# Easy → Medium → Hard curriculum walkthrough

This notebook demonstrates a complete curriculum that fades from easy to medium to hard data,
mirroring the minimal example shown in the project README but with richer inspection utilities.

## Setup
We make sure the local `curriculus` package is importable and prepare some toy datasets that
stand in for easy / medium / hard supervision.

In [None]:
import itertools
import random
from collections import Counter
from pathlib import Path
import sys

ROOT = Path.cwd()
if not (ROOT / "src").exists():
    ROOT = ROOT.parent
if not (ROOT / "src").exists():
    ROOT = ROOT.parent
sys.path.insert(0, str(ROOT / "src"))

from curriculus import Curriculus, CurriculusPlanner

In [7]:
def make_examples(label: str, count: int, seed: int = 0):
    rng = random.Random(seed)
    base_templates = [
        "{label} sample #{idx}: classify sentiment",
        "{label} sample #{idx}: extract entities",
        "{label} sample #{idx}: summarize paragraph",
    ]
    return [
        {"difficulty": label, "text": rng.choice(base_templates).format(label=label.title(), idx=i)}
        for i in range(count)
    ]

easy_samples = make_examples("easy", 40, seed=1)
medium_samples = make_examples("medium", 30, seed=2)
hard_samples = make_examples("hard", 20, seed=3)

datasets = [
    {"name": "easy", "dataset": easy_samples},
    {"name": "medium", "dataset": medium_samples},
    {"name": "hard", "dataset": hard_samples},
]

Counter([row["difficulty"] for row in itertools.chain(easy_samples, medium_samples, hard_samples)])

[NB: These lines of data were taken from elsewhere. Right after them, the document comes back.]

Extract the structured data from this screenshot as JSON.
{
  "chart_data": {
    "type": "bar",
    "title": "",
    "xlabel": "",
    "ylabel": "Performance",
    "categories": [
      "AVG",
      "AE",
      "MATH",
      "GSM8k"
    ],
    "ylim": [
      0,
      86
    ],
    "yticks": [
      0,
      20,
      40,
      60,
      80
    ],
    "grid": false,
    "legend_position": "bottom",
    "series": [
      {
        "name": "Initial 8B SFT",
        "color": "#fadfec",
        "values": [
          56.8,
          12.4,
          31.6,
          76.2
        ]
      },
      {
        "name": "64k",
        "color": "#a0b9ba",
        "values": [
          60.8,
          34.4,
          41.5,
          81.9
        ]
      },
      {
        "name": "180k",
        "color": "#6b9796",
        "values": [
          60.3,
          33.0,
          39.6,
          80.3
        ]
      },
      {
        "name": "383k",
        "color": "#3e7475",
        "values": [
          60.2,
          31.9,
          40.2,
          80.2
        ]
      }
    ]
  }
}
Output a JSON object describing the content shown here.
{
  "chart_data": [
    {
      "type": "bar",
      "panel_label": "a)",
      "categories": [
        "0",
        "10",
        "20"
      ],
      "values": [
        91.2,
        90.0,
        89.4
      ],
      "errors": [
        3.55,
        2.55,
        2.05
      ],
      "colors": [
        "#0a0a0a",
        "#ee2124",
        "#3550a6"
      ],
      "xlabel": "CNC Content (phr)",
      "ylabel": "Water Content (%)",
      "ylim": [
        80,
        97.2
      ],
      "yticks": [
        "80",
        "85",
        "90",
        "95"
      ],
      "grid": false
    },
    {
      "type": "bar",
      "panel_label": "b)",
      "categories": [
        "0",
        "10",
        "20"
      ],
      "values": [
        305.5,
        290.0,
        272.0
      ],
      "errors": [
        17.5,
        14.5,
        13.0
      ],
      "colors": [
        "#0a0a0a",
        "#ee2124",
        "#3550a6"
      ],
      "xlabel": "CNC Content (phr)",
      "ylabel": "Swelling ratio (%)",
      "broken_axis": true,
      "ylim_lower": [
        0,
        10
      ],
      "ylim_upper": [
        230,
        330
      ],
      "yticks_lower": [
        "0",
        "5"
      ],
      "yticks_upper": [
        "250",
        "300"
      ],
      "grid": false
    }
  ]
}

Counter({'easy': 40, 'medium': 30, 'hard': 20})

## Planning the schedule
We auto-generate a sequential curriculum and inspect the resulting sampling plan. This step is optional but recommended for debugging and validation.

In [8]:
planner = CurriculusPlanner(
    datasets=datasets,
    total_steps=90,
    oversampling=False,
    best_effort=True,
)
print(planner.get_plan_summary())

Total Steps: 90\nOversampling: False\nBest Effort: True\nDataset Budget:\n  easy: OK           (40 available)\n  medium: SCALED       (30 available, 45 needed (0.67x))\n  hard: SCALED       (20 available, 22 needed (0.89x))


## Sampling preview
Draw a handful of curriculum samples to see the fade between difficulty levels.

In [9]:
mixed_dataset = Curriculus(
    datasets=datasets,
    total_steps=30,
    oversampling=False,
    best_effort=True,
)

preview = []
for step, sample in zip(range(20), mixed_dataset['train']):
    preview.append({"step": step, "difficulty": sample["difficulty"], "text": sample["text"]})

preview


[{'step': 0,
  'difficulty': 'easy',
  'text': 'Easy sample #0: classify sentiment'},
 {'step': 1,
  'difficulty': 'easy',
  'text': 'Easy sample #1: summarize paragraph'},
 {'step': 2,
  'difficulty': 'easy',
  'text': 'Easy sample #2: classify sentiment'},
 {'step': 3, 'difficulty': 'easy', 'text': 'Easy sample #3: extract entities'},
 {'step': 4,
  'difficulty': 'easy',
  'text': 'Easy sample #4: classify sentiment'},
 {'step': 5,
  'difficulty': 'medium',
  'text': 'Medium sample #0: classify sentiment'},
 {'step': 6, 'difficulty': 'easy', 'text': 'Easy sample #5: extract entities'},
 {'step': 7, 'difficulty': 'easy', 'text': 'Easy sample #6: extract entities'},
 {'step': 8,
  'difficulty': 'medium',
  'text': 'Medium sample #1: classify sentiment'},
 {'step': 9, 'difficulty': 'easy', 'text': 'Easy sample #7: extract entities'},
 {'step': 10,
  'difficulty': 'medium',
  'text': 'Medium sample #2: classify sentiment'},
 {'step': 11,
  'difficulty': 'medium',
  'text': 'Medium sample

In [12]:
mixed_dataset.to_hf_dataset()

DatasetDict({
    train: Dataset({
        features: ['difficulty', 'text'],
        num_rows: 30
    })
})

## Next steps
- Swap the toy lists for real datasets.
- Tune `total_steps`, `oversampling`, and custom schedules as needed.
- Feed the `CurriculusIterableDataset` into your trainer / dataloader.